Genetics and Proteomics of Mouse Egg Activation
Principal Investigator: Mariana Wolfner
Co-PI: John Schimenti
DESCRIPTION (provided by applicant):
Ovulated human and mouse oocytes are stalled in meiosis II. They are transcriptionally quiescent but have a maternally-loaded transcriptome and proteome. Fertilization triggers “egg activation”, in which a rise(s) of calcium in the oocyte induces several key events that allow transition to embryonic development, namely, meiotic resumption and completion, changes to the egg’s proteome, and genome activation after the first zygotic division. Therefore, egg activation is required for the oocyte to become a totipotent zygote. Despite the essential nature of this process for female fertility, the molecular events of egg activation are not well understood, primarily for technical reasons. Egg activation occurs without new transcription; thus nucleic acidsbased ‘omics comparisons are uninformative. The macromolecules that transduce the calcium signal to effect downstream cellular events are not known in humans or any other mammal.

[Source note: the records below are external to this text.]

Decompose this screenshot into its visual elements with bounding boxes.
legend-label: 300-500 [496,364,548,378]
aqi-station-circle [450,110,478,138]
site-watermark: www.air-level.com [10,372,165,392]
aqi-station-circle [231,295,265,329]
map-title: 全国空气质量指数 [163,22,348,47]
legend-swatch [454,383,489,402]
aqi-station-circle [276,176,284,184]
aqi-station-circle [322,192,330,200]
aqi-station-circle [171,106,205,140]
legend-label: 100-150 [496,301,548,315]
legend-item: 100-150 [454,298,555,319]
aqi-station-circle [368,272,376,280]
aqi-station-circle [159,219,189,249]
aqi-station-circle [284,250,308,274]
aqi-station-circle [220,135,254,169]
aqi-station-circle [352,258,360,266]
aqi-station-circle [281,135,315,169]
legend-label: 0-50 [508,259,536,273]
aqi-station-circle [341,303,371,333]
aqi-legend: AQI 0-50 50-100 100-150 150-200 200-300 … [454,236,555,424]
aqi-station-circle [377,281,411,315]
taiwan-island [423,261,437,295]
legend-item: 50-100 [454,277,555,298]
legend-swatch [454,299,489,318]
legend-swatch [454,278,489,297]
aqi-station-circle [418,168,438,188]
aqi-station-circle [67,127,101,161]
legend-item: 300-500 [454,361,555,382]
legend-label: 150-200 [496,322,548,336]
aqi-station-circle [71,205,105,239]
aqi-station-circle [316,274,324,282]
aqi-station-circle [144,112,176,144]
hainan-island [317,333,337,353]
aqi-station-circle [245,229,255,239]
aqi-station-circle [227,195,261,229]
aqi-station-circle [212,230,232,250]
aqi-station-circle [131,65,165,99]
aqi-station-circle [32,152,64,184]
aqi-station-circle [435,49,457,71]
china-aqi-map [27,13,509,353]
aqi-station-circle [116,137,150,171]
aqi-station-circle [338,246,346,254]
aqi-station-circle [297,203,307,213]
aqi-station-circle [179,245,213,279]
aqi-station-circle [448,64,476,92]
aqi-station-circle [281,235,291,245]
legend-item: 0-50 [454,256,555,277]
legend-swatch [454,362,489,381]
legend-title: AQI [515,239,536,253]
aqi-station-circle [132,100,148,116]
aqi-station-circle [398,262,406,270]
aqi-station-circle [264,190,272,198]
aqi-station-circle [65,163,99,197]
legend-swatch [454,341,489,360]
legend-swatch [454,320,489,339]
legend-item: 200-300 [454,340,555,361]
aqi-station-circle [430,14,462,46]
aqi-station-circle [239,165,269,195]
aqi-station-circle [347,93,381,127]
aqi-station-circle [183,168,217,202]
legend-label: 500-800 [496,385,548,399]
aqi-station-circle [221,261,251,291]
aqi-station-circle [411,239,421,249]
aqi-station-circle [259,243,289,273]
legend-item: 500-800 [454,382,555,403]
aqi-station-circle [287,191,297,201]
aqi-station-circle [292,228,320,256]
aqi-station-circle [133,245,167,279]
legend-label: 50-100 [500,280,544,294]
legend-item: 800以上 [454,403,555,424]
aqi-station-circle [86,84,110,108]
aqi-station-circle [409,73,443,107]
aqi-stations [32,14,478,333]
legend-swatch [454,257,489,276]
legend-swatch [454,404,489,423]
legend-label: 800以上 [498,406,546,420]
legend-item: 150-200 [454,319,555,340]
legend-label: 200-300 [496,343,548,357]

Recent studies in MW’s lab exploited technical advantages of the Drosophila model system to show that there is large phospho-modulation of the maternally-provided proteome during egg activation (this also occurs in frogs and sea urchins). We hypothesized, and our genetic data supported, that this posttranslational modification regulated the activity of stored proteins to permit transition of an arrested mature oocyte to a cell that can undertake embryogenesis. We then showed that a calcium-regulated phospho-regulatory enzyme mediates these phospho-changes in the cell cycle machinery, translation factors and other proteins needed to
transition the egg to an embryo.
In this R21 we propose to test this model for mammalian oocytes, using mouse as a model. Following procedures analogous to those used for Drosophila, we will determine whether there are phosphoproteome changes during mouse egg activation, and which proteins undergo these changes. We will then test the role of CamKII, a calcium-regulated kinase that has been shown to be required for egg activation in mouse, in making these phospho-changes.
The results of our studies will lay the groundwork for the field in several ways, including developing phosphoproteomics for mouse oocytes and determining proteins that are phospho-regulated during egg activation. The results will provide information essential for future studies into the roles of the regulated proteins that we identify here, and the effects of specific phosphomodulations during this critical developmental transition. Such fundamental studies will be important for identifying the molecular and genetic bases of human infertilities associated with defective egg activation, providing biomarkers to monitor this process, and potentially for optimizing conditions for assisted reproductive technologies.